Prior studies have examined the static effect of intravenous ketamine on the BIS Index for sedation but it remains unknown if the BIS Index is a reliable method to track sedation levels in the presence of ketamine. The major objective of the current investigation was to compare the BIS Vista Index ability to track varying depths of sedation as determined by OASS scores in a standardized anesthetic regimen with and without ketamine. The study was a randomized, double blinded clinical trial. Patients undergoing breast surgery under sedation with propofol were randomized to receive ketamine (1.5 μg kg min(-1)) or saline. Infusion data was used to estimate propofol plasma concentrations (Cp). The main outcome of interest was the correlation between the BIS Vista Index with the OASS score. Twenty subjects were recruited and fifteen completed the study. Four hundred fifty-five paired data points were included in the analysis. Model performance (Nagelkerke R(2)) of the multinomial logistic regression model was 0.57 with the c-statistic of 0.87 (95 % CI 0.82-0.91). Compared to awake the odds ratio for BIS values predicting moderate sedation in the saline/propofol group 1.19 (95 % CI 1.12-1.25) but only 1.06 (95 % CI 1.02-1.1) in the ketamine/propofol group (P = 0.001). There was no difference in the odds for BIS values to predict deep sedation between groups (P = 0.14). The BIS monitor can be used to monitor sedation level even when ketamine is used with propofol as part of the sedation regimen. However, ketamine reduces the value of the BIS in predicting moderate sedation levels.

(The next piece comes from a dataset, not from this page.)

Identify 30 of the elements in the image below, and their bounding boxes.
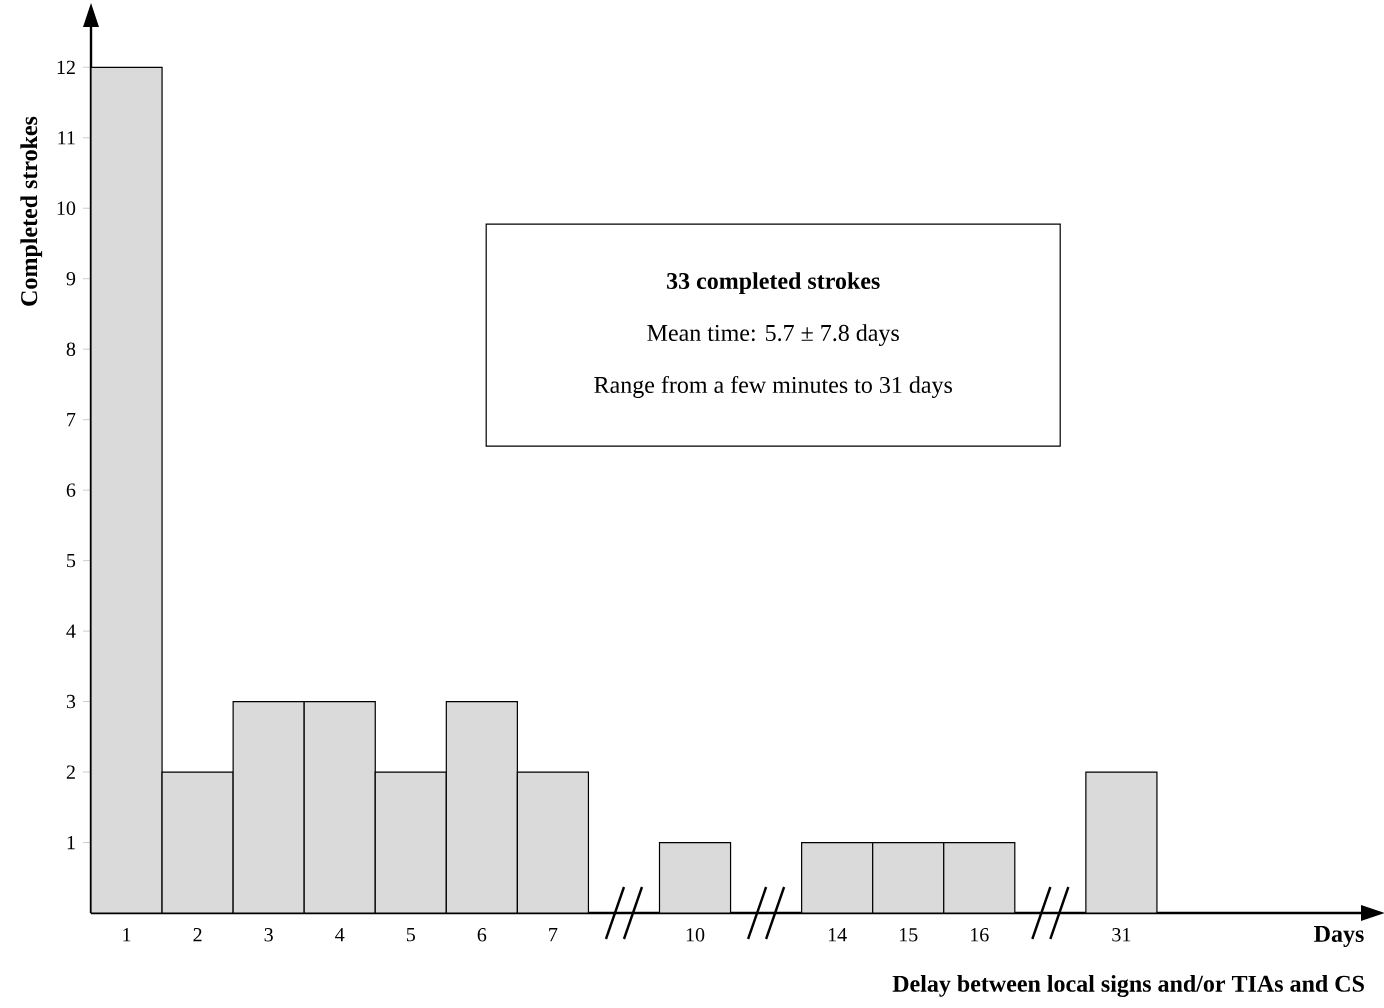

先前的研究已经考察了静脉注射氯胺酮对脑电双频指数(BIS)用于镇静的静态影响,但在氯胺酮存在的情况下,BIS指数是否是追踪镇静水平的可靠方法仍不清楚。当前研究的主要目的是比较在标准化麻醉方案中,有或没有氯胺酮时,BIS Vista指数追踪由麻醉深度评分系统(OASS)评分所确定的不同镇静深度的能力。该研究是一项随机、双盲临床试验。接受丙泊酚镇静下行乳房手术的患者被随机分为接受氯胺酮(1.5μg·kg·min⁻¹)或生理盐水组。输注数据用于估计丙泊酚血浆浓度(Cp)。主要关注的结果是BIS Vista指数与OASS评分之间的相关性。招募了20名受试者,15名完成了研究。分析中纳入了455对数据点。多项逻辑回归模型的模型性能(Nagelkerke R²)为0.57,c统计量为0.87(95%CI 0.82 - 0.91)。与清醒状态相比,生理盐水/丙泊酚组中BIS值预测中度镇静的优势比为1.19(95%CI 1.12 - 1.25),但氯胺酮/丙泊酚组仅为1.06(95%CI 1.02 - 1.1)(P = 0.001)。两组之间BIS值预测深度镇静的优势没有差异(P = 0.14)。即使氯胺酮与丙泊酚一起作为镇静方案的一部分使用时,BIS监测仪也可用于监测镇静水平。然而,氯胺酮会降低BIS在预测中度镇静水平时的价值。